China's reluctance to interfere in Taiwan's presidential election allows the Taiwanese people to vote with confidence for President Chen Shui-bian (陳水扁), said the president of Liberal International, a worldwide federation of liberal political parties.

"The Beijing authorities have clearly avoided any preference this time, that they are not going to interfere with Taiwan's election," Annemie Neyts-Uyttebroek, president of Liberal International and former Belgian deputy minister of foreign affairs, told the Taipei Times in Kaohsiung.

"This means the people of Taiwan should have the confidence to vote for Chen," she said.

China's taking a hard-line approach to threaten the people of Taiwan with a war if they voted for Chen in the 2000 presidential election helped Chen, as the public found Beijing's intimidation unacceptable.

She also dismissed the opposition parties' accusation that Chen's re-election would be destabilizing to Taiwan's future.

"It has not been the case of what the KMT [Chinese Nationalist Party] said in the previous election that if Chen became president, the future of Taiwan will become very uncertain and very dangerous," she said.

The Democratic Progressive Party (DPP) hosted the Liberal International Asian Conference along with the executive meeting of the Council of Asian Liberals and Democrats (CALD) from Thursday to today in Kaohsiung.

Neyts-Uyttebroek said Liberal International supports Chen and believes his re-election would further consolidate Taiwan's democracy and sustainable economic development.

"Chen's re-election is the strengthening of democracy in Taiwan. The campaign so far was absolutely peaceful. It's testimony to the political maturity of the Taiwanese people and the political party," Neyts-Uyttebroek said.

She also condemned a recent proposal by French President Jacques Chirac and German Chancellor Gerhard Schroeder to lift the EU's arms embargo on China.

"What I found very amazing in the lifting of the arms embargo is some European governments had taken the positions without even mentioning a number of conditions," she said.

"If we would eventually engage in the road of lifting the embargo, at least we should demand a number of guarantees from China, such as whether China is willing to engage in the worldwide effort to ban weapons of mass destruction, chemical weapons, and whether China would improve its human rights records," Neyts-Uyttebroek said.

In terms of cross-strait relations, given the growing economic attraction of China and the strengthening of democracy in Taiwan, Neyts-Uyttebroek expressed optimism that China's economic prosperity will bring peaceful developments to both sides.

"The changes in China are tremendous. People are encouraged to take all economic initiatives and develop economic activities. My feelings are that a majority of people in China realize that probably never before have the Chinese enjoyed as many possibilities as they do today. And they are not going to put that in jeopardy lightly," she said.

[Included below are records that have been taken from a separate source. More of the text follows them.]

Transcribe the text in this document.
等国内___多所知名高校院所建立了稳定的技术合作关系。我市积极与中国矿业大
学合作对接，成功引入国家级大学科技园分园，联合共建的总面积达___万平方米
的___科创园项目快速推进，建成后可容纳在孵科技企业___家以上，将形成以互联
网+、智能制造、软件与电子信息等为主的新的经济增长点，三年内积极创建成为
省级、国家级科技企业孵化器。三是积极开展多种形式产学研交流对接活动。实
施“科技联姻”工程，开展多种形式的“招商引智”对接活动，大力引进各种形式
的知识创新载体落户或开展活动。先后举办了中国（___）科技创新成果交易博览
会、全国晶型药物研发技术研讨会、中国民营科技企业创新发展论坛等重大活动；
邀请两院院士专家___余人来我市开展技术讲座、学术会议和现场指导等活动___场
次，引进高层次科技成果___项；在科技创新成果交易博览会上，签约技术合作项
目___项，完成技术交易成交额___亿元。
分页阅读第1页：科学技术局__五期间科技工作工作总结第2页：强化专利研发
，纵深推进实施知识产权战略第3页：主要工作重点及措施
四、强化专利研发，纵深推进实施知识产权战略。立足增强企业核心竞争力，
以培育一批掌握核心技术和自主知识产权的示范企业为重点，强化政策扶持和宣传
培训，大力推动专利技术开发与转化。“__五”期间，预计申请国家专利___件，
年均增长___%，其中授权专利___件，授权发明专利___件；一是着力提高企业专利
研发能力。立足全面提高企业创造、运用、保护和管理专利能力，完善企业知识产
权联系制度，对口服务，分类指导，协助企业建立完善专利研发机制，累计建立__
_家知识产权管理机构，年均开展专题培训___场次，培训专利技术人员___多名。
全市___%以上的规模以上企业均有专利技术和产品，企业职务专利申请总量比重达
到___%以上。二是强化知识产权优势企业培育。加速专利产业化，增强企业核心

"From that perspective, there should be room for negotiations and peaceful talks."

Vice President Annette Lu (呂秀蓮) and members Liberal International yesterday said the referendum is a necessary step toward democratic consolidation.

The CALD executive meeting also saw Chen take over the rotating chairmanship from his predecessor, Sukhumbhand Paribatra, former deputy minister of foreign affairs of Thailand and an incumbent MP for Thailand's Democratic Party.